Di situlah ia mengajak jamaah untuk menjalani hidup dengan keseimbangan: santai, tetapi tetap kritis. Menjadi manusia dalam makna yang utuh—ahsani taqwim—sebagaimana Tuhan menciptakan.
Ia mengingatkan, setiap manusia sejatinya adalah “pemenang” sejak awal—lahir dari perjuangan panjang, mengalahkan kemungkinan yang tak terhitung. Maka hidup ini adalah perjalanan masing-masing bersama Tuhan, menjalankan “kurikulum” yang sudah digariskan.

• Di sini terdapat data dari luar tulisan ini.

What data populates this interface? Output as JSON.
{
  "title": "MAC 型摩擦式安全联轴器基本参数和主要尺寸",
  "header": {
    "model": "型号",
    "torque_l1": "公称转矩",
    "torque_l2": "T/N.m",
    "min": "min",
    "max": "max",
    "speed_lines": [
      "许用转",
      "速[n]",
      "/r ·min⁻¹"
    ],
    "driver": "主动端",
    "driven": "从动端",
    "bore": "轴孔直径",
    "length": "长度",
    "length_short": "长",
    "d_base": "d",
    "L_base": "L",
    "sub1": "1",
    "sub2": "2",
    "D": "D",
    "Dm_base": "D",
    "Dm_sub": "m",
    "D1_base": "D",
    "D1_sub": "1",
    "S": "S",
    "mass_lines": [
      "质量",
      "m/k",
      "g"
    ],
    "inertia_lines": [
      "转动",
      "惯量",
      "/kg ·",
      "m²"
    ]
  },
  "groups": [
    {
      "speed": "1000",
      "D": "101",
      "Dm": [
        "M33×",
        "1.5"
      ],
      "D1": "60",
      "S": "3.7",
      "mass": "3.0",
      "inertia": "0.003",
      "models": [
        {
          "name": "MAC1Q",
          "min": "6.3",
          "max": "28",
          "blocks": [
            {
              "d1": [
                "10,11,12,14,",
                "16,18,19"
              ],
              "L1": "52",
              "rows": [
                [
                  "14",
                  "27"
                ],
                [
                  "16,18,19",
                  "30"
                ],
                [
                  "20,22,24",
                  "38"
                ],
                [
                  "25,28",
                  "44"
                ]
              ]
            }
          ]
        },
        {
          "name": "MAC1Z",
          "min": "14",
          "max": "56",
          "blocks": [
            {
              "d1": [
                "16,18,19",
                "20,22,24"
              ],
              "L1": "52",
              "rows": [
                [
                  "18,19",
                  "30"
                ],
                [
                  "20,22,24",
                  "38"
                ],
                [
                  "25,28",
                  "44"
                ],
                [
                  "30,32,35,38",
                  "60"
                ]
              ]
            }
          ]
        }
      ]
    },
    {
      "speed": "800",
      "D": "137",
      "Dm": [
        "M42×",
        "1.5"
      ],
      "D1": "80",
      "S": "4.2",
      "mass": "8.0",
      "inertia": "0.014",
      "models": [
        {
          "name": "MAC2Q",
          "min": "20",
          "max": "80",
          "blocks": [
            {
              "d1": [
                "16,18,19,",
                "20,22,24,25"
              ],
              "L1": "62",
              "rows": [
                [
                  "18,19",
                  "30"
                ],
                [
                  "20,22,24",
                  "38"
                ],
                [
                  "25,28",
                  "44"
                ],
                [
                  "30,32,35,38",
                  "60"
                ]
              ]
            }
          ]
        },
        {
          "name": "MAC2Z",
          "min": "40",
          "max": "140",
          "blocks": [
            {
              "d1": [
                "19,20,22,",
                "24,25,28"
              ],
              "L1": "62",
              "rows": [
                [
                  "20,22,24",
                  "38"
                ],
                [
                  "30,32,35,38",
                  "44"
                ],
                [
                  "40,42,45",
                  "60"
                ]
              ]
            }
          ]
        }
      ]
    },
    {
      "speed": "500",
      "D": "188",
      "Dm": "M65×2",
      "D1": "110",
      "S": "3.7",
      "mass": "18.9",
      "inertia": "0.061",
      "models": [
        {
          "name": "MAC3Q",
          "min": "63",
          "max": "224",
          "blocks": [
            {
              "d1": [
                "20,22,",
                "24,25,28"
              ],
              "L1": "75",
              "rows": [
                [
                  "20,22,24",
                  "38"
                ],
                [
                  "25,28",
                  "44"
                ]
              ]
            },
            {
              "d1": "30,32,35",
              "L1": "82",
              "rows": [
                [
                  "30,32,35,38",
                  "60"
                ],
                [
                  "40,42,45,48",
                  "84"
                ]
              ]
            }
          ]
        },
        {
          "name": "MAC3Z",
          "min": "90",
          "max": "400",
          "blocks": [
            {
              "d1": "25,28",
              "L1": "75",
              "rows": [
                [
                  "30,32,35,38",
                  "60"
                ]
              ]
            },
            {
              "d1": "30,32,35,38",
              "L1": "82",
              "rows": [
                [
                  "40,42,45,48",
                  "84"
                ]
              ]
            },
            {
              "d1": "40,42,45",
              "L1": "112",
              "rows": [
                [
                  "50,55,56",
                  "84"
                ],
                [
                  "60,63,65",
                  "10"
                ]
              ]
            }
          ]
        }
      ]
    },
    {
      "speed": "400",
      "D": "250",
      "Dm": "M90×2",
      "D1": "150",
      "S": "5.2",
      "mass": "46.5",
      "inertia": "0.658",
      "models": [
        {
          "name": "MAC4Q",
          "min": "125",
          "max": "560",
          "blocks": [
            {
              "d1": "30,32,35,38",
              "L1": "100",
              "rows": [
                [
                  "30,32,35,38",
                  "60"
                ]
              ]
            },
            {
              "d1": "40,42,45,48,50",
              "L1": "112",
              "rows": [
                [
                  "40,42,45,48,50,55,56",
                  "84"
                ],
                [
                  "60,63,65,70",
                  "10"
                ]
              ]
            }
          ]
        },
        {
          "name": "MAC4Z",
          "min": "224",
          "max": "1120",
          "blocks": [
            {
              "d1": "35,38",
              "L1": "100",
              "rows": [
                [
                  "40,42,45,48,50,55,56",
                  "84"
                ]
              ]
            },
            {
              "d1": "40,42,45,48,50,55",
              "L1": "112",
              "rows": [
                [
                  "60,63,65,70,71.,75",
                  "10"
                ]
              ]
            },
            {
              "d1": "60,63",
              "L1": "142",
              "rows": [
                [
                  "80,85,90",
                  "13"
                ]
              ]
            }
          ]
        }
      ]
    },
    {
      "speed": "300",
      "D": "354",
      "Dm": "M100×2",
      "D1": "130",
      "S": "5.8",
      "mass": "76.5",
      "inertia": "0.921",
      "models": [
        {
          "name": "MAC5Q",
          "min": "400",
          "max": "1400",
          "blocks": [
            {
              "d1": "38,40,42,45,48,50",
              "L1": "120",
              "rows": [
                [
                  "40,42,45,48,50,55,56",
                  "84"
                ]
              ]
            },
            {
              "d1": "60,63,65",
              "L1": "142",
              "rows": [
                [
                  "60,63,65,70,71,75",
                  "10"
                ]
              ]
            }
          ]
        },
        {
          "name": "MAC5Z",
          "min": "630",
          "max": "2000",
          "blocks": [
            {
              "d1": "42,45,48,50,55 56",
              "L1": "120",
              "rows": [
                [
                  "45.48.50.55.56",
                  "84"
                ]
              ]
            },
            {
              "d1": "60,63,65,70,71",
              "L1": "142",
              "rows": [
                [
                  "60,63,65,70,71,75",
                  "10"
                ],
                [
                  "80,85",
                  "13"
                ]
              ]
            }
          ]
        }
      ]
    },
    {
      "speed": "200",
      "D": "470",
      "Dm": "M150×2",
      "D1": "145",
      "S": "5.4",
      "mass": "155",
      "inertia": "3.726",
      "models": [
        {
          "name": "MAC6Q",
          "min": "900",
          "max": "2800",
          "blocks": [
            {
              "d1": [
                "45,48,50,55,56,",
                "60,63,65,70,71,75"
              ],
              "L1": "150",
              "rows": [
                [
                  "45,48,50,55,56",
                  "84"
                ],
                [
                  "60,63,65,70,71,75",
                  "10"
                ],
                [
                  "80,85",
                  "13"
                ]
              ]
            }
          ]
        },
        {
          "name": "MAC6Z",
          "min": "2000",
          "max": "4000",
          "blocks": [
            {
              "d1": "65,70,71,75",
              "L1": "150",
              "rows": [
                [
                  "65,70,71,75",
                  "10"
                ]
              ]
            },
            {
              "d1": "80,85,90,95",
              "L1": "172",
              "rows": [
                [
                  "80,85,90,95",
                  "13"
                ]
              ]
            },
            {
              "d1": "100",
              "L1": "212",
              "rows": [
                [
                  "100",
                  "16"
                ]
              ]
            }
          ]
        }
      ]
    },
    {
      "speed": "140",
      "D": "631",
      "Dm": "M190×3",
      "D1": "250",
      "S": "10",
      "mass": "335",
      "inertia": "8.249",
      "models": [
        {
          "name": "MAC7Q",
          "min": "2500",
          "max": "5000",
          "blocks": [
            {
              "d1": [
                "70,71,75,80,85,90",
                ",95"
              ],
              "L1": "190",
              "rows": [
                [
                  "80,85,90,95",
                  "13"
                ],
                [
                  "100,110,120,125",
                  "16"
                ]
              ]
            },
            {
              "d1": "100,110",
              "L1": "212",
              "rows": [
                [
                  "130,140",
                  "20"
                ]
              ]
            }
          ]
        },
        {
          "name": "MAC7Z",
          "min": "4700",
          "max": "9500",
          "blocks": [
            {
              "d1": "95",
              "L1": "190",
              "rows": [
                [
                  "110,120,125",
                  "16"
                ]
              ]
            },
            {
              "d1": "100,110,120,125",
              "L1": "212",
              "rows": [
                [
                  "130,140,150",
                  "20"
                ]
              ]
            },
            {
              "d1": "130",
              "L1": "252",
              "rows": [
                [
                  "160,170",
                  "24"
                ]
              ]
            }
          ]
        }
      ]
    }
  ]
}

Tugasnya sederhana namun tidak ringan: menjalani dengan sungguh-sungguh, sekaligus memberi ruang agar generasi berikutnya bisa hidup lebih baik.
Di akhir, Mas Sabrang meninggalkan satu pertanyaan yang menggantung sekaligus menuntun: dalam segala arus zaman yang deras ini, apakah kita tetap menjadi manusia, atau justru larut menjadi bagian dari arus itu sendiri? Semoga Maiyah terus melatih kita menjadi manusia—bukan sekadar hadir, tetapi sadar dan utuh dalam menjalani hidup.
Mas Sabrang menutup dengan harapan yang sederhana namun dalam: kelak, ketika perjalanan ini sampai di ujungnya, saat setiap manusia dihadapkan pada pertanggungjawaban, kita mampu menjawab dengan mantap—bahwa hidup telah dijalani dengan menunaikan apa yang diperintahkan oleh Gusti Allah.

Dokumentasi official bangbangwetan
Malam pun ditutup dengan indal qiyam, ketika doa dan harap kembali dinaikkan—sebagai penanda bahwa seluruh percakapan, pada akhirnya, bermuara pada satu arah: keselamatan, hingga kelak sampai di hadapan-Nya.